Luis Javier Plata Rosas
Doctor en oceanografía por la Universidad de Guadalajara. Sus más recientes libros son: La ciencia y los monstruos. Todo lo que la ciencia tiene para decir sobre zombis, vampiros, brujas y otros seres horripilantes y El océano tiene onda. Una obra de ciencia ficción.


1 Proulx, T. y S.J. Heine, “Connections from Kafka: Exposure to meaning threats improves implicit learning of an artificial grammar”, Psychological Science, 20(9), 2009, pp. 1125-1131.

2 Aprendizaje implícito es cuando aprendemos algo sin habérnoslo propuesto. Por ejemplo, si nos gustan los productos de Hello Kitty es muy probable que ya sepamos de qué lado usa esta gata imaginaria su moño, sin que hiciéramos esfuerzo alguno por aprenderlo.

3 Hodson, R., A.W. Martin, S.H. Lopez y V.J. Roscigno, “Rules don’t apply: Kafka’s insights on bureaucracy”, Organization, 20(2), 2012, pp. 256-278.

4 McCabe, D., “The tyranny of distance: Kafka and the problem of distance in bureaucratic organizations”, Organization, 0(0), 2013, pp. 1-20.

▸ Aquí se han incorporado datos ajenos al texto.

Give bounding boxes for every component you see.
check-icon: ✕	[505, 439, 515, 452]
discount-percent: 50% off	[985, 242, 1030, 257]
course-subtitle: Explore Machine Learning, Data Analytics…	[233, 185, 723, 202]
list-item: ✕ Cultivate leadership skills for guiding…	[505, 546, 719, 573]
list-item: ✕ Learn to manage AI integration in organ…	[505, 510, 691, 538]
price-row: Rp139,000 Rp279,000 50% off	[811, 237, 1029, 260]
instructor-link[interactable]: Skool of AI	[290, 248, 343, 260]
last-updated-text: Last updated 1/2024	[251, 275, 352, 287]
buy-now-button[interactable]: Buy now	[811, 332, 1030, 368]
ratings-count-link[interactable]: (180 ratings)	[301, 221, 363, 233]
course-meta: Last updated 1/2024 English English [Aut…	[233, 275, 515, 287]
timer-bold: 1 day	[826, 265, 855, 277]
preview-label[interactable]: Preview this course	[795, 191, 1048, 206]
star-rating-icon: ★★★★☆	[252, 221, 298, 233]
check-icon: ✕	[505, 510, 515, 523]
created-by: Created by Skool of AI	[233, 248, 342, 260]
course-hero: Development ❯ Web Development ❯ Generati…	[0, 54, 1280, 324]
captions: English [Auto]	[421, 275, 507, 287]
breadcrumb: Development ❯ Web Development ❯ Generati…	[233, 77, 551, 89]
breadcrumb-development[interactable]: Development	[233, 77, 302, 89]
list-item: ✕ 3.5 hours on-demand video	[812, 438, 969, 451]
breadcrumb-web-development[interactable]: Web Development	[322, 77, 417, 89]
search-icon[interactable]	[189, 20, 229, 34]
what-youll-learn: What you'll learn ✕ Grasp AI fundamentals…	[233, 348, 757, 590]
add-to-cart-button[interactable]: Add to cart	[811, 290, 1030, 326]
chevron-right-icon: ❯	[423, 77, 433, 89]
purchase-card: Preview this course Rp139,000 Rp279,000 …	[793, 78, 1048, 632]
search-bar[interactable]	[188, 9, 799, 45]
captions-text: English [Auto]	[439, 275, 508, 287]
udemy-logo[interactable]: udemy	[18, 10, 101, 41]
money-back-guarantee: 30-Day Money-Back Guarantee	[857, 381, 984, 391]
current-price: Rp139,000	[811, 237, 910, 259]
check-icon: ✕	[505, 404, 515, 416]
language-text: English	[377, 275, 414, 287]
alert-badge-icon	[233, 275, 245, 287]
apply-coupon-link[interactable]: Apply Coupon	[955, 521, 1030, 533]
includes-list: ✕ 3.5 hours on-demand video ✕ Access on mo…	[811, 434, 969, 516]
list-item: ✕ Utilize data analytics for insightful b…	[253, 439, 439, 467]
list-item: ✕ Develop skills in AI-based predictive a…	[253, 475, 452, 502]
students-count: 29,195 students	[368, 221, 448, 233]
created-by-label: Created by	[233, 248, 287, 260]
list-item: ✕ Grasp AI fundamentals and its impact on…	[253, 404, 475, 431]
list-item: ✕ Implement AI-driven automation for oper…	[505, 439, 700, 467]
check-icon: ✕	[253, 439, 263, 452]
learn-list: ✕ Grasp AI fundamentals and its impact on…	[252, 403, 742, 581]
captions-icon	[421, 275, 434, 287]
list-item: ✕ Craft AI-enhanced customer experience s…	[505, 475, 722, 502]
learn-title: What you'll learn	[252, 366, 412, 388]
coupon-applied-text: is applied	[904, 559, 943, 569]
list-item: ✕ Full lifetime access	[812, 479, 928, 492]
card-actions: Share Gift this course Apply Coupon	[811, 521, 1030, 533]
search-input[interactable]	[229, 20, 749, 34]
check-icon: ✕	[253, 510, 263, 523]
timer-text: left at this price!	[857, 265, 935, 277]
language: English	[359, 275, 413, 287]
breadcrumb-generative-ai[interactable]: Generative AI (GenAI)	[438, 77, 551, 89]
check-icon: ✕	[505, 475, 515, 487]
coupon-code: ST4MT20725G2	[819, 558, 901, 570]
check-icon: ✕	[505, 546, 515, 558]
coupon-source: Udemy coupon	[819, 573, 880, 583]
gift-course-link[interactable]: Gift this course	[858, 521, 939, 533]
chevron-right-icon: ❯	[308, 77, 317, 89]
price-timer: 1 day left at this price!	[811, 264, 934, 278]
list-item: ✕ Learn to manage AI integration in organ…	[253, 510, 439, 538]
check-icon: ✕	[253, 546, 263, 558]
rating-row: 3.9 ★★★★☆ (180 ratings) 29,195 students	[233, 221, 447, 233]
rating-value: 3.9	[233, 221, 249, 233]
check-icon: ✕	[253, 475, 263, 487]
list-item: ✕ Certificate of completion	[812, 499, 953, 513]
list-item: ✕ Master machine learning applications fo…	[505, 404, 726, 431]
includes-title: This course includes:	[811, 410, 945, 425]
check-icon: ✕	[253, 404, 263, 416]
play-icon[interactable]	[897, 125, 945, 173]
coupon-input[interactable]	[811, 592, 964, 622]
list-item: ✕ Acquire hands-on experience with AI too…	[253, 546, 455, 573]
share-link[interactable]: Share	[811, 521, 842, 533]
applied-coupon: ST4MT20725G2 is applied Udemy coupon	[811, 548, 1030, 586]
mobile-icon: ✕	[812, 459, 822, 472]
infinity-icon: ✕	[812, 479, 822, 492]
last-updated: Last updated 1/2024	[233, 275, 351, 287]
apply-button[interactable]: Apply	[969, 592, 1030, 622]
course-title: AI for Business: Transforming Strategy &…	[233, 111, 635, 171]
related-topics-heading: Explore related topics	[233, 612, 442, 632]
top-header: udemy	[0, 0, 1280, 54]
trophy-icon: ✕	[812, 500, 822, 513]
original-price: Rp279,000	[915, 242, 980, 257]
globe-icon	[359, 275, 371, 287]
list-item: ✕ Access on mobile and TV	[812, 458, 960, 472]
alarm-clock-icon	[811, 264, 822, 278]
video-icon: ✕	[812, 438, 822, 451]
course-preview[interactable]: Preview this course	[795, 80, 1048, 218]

5 Coralli, A. y A. Perciaccante, “Franz Kafka: An emblematic case of coocurrence of sleep and psychiatric disorders”, Sleep Science, 9, 2016, pp. 5-6.

6 Stuger, J., “Kafka and autism: The undisclosed logic behind Kafka’s work”, Journal of Autism and Developmental Disorders, 47, 2017, pp. 2336-2347.

7 Mishara, A.L., “Kafka, paranoic doubles and the brain: hypnagogic vs. hyper-reflexive models of disrupted self in neuropsychiatric disorders and anomalous conscious states”, Philosophy, Ethics and Humanities in Medicine, 5(13), 2010, pp. 1-37.

8 Walker, M., Why we sleep: Unlocking the power of sleep and dreams, Scribner MacMillan, 2017.